Henri Nowen ha escrito: "La celebración es posible sólo donde amor y temor, alegría y dolor, sonrisas y lágrimas puedan coexistir. Celebración es aceptación de la vida en la conciencia cada vez más clara de su preciosidad, y la vida es preciosa, valiosa, no sólo porque se puede ver, tocar y gustar, sino también porque un día ya no la tendremos". Y olvidar esta parte oscura, la otra cara de esta moneda, es matar la celebración. No hay celebración donde todo sea color de rosa, sino donde la armonía de los colores, como en un arco iris, permite que uno se distinga del otro entremezclándose ligeramente y dándose espacio el uno al otro.

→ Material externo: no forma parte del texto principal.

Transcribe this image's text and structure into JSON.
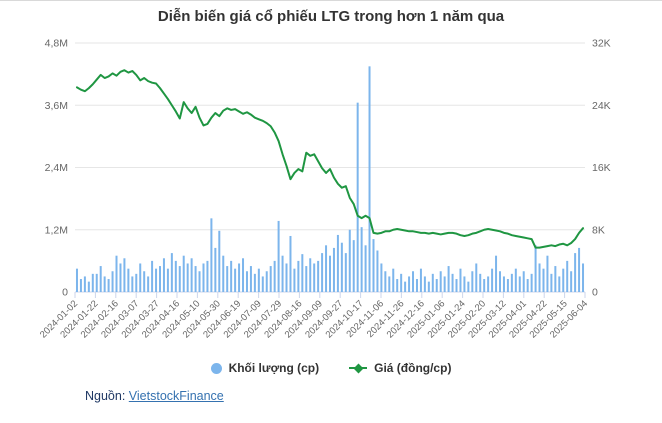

Dar espacio. Dar la oportunidad para sacar a la luz los recuerdos, compartir sobre ellos quizás sea la clave para que quien dice odiar la Navidad pueda saborearla y quien esconde la lágrima pueda compartirla y darle el justo significado: las presencias del corazón, que pueden ser también compartidas con los que nos rodean sin aguar la fiesta.

Además, si en Navidad lo que celebramos de manera entrañable y en familia -si nos resulta posible- es el nacimiento de aquel Niño que creemos era la misma encarnación de Dios, no olvidemos que también este acontecimiento está cargado de notas no precisamente de color de rosa: nacido fuera de la ciudad, de dudosa paternidad...

Por eso, un brindis por los que no están, una oración por ellos, un momento de conversación sobre ellos, un espacio para aquellos momentos tan críticos y especiales que recordamos, harán de nuestros momentos de fiesta, auténticos encuentros compartidos y no apagados por los ruidos externos o deslumbrados por las luces y colores que también nos ayudan a celebrar.

Y un rato de conversación con quien está en el hospital, en la residencia de ancianos, en la soledad... un rato de conversación donde puedan compartirse también las lágrimas, harán que el champán sepa a champán y que la alegría lo sea también del corazón, porque no hay alegría en el presente si no es integrando sanamente el pasado, y la no integración del pasado sabe a amargura y se llama melancolía y más que dar espacio a la alegría, entristece, más que a la fiesta deja espacio sólo al disfraz. Y creo que la Navidad no es precisamente la celebración del carnaval.